The deep fissures within South Africa’s ruling Tripartite Alliance have been thrust into the open, with African National Congress (ANC) National Chairperson Gwede Mantashe issuing a blunt and public warning to the South African Communist Party (SACP) that contesting elections alone would be a historic miscalculation leading to political marginalisation.
The stark caution comes amid increasingly assertive signals from the SACP’s leadership that, after decades of operating under the ANC’s electoral umbrella, the Party is seriously preparing to contest the 2026 local government elections independently. This move threatens to upend the foundational political calculus that has governed South Africa’s left since the dawn of democracy.
A Fractured “Golden Thread”
Addressing a community meeting in the Eastern Cape over the weekend, Mantashe, a former SACP chairperson and mineworkers’ union leader, framed the alliance not merely as a political arrangement but as an ideological and strategic necessity. “The alliance is a golden thread that runs through our struggle narrative,” he stated. “When you cut that thread, you risk unraveling the collective power of the working class. Contesting separately in the current political landscape is not an act of defiance; it is a direct path to the wilderness of irrelevance.”
His comments underscore a palpable anxiety within the ANC’s senior ranks. The SACP, while small in direct membership, provides critical ideological ballast, ground-level organisational capacity, and a dedicated bloc of voters for the ANC. Its departure from the shared electoral slate would not only split the vote on the left but also strip the ANC of its claim to be the pre-eminent home of progressive, working-class politics.
The SACP’s Mounting Frustration
The SACP’s push for autonomy is born from years of simmering discontent. Party leaders have consistently lamented being treated as a “junior partner” whose policy inputs—on issues ranging from the nationalisation of the Reserve Bank to a more radical economic transformation agenda—are routinely sidelined once ANC leaders take office. The final straw for many within the SACP has been the ANC’s embrace of the Government of National Unity (GNU) with the Democratic Alliance (DA), a party the communists view as a vehicle for “white monopoly capital.”
“How can we, in good conscience, campaign for an alliance that then gets into bed with our class enemy?” asked a senior SACP Central Committee member, speaking on condition of anonymity. “The ANC’s project has become one of managing capitalism, not dismantling it. We must now speak directly to the workers and the poor.”

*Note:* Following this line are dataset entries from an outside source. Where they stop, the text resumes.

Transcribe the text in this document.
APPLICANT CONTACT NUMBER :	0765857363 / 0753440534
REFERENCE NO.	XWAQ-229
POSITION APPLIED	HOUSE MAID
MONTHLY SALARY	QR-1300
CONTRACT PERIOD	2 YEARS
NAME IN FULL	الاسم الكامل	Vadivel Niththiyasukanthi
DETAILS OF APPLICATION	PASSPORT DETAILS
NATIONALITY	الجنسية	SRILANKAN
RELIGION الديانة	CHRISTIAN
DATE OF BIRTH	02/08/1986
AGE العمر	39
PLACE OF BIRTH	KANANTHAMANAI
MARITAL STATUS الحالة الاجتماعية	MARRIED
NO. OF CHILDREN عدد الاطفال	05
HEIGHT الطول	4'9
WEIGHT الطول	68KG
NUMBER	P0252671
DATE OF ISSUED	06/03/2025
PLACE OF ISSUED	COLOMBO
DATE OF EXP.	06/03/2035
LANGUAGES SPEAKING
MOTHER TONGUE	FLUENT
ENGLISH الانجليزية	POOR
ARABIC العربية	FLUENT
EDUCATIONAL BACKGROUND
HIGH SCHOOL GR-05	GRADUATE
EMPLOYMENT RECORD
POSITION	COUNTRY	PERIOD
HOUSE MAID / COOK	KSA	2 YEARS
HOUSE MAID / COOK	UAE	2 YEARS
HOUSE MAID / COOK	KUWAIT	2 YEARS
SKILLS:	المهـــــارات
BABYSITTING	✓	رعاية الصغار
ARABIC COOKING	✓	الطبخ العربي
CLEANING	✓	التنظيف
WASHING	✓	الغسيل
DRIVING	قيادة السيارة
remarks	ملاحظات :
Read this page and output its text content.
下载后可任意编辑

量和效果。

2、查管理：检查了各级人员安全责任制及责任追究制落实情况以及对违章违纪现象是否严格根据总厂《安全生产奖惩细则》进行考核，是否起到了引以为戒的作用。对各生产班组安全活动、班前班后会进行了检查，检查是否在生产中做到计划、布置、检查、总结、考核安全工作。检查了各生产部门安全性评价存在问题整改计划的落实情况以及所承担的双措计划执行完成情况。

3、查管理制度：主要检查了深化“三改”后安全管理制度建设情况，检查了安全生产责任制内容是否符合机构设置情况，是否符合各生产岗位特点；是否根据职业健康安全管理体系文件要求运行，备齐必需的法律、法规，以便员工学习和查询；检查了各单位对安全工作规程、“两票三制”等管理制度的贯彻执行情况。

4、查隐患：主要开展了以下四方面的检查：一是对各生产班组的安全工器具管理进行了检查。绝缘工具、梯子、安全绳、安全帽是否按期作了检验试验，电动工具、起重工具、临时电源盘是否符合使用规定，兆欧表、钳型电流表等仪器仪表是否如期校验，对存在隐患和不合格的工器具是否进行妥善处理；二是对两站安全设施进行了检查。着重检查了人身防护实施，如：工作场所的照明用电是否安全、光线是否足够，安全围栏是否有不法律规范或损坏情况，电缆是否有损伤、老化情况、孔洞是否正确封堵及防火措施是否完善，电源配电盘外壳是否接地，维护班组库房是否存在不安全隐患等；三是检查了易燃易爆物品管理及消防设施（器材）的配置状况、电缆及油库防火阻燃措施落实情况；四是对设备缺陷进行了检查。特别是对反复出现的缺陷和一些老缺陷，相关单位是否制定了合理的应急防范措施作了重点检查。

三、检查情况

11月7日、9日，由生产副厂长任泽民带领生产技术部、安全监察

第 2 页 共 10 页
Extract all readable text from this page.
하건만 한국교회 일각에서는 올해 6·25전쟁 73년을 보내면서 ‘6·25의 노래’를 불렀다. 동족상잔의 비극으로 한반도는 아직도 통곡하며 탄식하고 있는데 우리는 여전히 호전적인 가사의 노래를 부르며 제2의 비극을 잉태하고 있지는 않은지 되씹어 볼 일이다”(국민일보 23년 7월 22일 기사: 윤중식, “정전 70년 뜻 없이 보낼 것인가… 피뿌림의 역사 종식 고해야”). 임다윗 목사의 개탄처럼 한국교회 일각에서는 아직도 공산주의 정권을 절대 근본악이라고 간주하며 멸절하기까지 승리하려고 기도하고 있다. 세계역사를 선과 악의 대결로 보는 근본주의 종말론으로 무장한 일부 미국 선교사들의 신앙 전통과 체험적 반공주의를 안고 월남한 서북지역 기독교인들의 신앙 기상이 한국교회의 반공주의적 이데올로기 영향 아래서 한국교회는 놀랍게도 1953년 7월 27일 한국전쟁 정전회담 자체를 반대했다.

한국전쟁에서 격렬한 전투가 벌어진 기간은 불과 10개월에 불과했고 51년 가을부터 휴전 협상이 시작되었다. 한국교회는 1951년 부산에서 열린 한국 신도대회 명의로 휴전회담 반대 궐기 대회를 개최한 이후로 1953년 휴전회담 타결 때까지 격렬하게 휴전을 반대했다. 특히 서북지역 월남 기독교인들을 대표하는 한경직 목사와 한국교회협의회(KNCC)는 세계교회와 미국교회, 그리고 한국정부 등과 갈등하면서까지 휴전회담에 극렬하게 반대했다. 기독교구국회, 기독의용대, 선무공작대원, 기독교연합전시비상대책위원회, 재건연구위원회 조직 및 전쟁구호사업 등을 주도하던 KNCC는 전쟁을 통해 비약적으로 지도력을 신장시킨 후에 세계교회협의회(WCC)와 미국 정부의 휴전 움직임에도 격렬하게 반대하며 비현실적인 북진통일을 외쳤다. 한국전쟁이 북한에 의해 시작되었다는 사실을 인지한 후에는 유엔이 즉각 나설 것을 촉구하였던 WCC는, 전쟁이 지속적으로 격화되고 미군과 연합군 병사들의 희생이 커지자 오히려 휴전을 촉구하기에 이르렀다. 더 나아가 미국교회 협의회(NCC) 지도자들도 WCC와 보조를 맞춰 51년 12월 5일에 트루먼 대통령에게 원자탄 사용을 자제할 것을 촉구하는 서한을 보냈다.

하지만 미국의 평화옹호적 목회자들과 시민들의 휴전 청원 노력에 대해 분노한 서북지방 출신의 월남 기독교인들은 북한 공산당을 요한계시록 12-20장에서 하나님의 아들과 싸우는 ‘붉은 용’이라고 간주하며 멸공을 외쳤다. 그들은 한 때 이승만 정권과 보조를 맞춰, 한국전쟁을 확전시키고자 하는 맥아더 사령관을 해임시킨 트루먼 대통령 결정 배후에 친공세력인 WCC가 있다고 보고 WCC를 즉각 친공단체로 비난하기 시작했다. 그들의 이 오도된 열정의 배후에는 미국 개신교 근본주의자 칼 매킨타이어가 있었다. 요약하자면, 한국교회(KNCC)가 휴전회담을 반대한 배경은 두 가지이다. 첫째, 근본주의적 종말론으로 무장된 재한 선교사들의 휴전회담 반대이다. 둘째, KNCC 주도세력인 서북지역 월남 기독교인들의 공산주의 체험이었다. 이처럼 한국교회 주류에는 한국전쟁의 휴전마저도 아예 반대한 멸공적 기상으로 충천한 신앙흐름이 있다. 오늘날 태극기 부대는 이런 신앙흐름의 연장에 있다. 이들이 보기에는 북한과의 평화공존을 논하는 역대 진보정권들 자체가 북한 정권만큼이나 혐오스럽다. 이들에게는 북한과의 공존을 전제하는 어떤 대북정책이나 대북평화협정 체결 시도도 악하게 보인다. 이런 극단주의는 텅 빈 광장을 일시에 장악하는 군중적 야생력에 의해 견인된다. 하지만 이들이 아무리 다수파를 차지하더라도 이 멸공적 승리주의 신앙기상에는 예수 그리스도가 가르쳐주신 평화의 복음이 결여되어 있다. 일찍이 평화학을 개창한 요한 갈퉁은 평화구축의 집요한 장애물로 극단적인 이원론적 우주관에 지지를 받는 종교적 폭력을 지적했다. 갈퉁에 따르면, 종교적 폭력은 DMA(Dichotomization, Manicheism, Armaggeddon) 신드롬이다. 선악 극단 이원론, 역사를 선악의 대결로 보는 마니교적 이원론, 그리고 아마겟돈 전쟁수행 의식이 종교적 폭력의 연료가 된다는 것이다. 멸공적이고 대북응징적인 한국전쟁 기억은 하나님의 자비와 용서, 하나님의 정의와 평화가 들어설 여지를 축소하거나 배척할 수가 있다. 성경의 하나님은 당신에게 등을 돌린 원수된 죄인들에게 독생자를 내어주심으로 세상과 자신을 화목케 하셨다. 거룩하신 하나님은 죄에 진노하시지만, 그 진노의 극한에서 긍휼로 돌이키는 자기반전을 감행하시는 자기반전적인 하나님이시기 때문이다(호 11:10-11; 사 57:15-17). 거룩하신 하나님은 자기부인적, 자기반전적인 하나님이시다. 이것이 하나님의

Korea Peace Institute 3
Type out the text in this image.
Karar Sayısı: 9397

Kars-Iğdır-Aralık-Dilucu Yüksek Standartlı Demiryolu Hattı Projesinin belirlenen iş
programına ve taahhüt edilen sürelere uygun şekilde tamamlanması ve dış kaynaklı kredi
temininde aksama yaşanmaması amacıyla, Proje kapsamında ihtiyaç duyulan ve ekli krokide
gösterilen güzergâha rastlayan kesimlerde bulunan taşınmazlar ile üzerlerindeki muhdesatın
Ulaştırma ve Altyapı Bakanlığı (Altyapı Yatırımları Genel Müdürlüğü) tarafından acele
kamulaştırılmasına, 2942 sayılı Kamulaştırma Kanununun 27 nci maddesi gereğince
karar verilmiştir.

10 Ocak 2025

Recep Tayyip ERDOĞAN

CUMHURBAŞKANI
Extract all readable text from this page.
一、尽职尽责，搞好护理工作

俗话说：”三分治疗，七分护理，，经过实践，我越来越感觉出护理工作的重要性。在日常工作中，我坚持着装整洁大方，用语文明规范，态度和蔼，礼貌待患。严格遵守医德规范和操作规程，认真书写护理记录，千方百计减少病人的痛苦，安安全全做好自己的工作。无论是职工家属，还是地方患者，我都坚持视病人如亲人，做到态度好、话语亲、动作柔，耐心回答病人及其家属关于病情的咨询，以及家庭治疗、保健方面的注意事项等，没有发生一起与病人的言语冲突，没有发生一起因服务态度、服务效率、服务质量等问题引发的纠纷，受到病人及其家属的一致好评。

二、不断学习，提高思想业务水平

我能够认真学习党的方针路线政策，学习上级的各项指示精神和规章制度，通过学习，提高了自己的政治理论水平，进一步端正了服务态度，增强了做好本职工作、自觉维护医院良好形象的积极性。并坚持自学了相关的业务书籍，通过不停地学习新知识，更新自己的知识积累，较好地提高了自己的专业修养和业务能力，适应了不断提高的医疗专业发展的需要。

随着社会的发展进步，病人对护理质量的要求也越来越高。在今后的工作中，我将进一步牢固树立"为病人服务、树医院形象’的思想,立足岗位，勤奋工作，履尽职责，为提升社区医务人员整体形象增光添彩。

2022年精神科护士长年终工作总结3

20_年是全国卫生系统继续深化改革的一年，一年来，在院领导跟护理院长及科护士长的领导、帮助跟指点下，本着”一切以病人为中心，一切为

Analysts Weigh the High-Stakes Gamble
Political analysts are divided on the potential fallout. Some echo Mantashe’s warning. “The SACP risks becoming the Azapo of the left—a party of profound ideological purity with a museum-like collection of policies, but with no tangible power to implement them,” said Professor Richard Pithouse of the University of the Witwatersrand. “The first-past-the-post system at the local level punishes fragmentation. They may win a handful of wards in deeply industrialised areas, but they could inadvertently hand control of key municipalities to the DA or the MK Party.”
Others, however, believe the SACP is reading the political moment correctly. “The ANC’s brand is severely damaged,” argued independent political analyst Ebrahim Fakir. “The SACP sees an opening to present itself as the uncorrupted, principled left alternative, especially to former ANC voters now flirting with the MK Party. This is a high-risk gamble, but the bigger risk for the SACP may be fading into total obscurity by remaining chained to a sinking ship.”
A Defining Moment for the Left
The 2026 local elections are now shaping up to be a watershed not just for municipal governance, but for the very structure of South African politics. Mantashe’s public intervention is a clear attempt to apply the brakes, appealing to shared history and warning of mutual destruction.
The ball is now in the SACP’s court. Its next Central Committee meeting, scheduled for next month, is expected to be the most consequential in decades. The decision they make will determine whether the Tripartite Alliance enters the polls as a frayed but still united front, or whether South Africa witnesses the birth of a new, and fiercely competitive, left-wing electoral force—with all the unpredictable consequences that entails. The warning from Luthuli House is clear: step out alone, and you step into the void.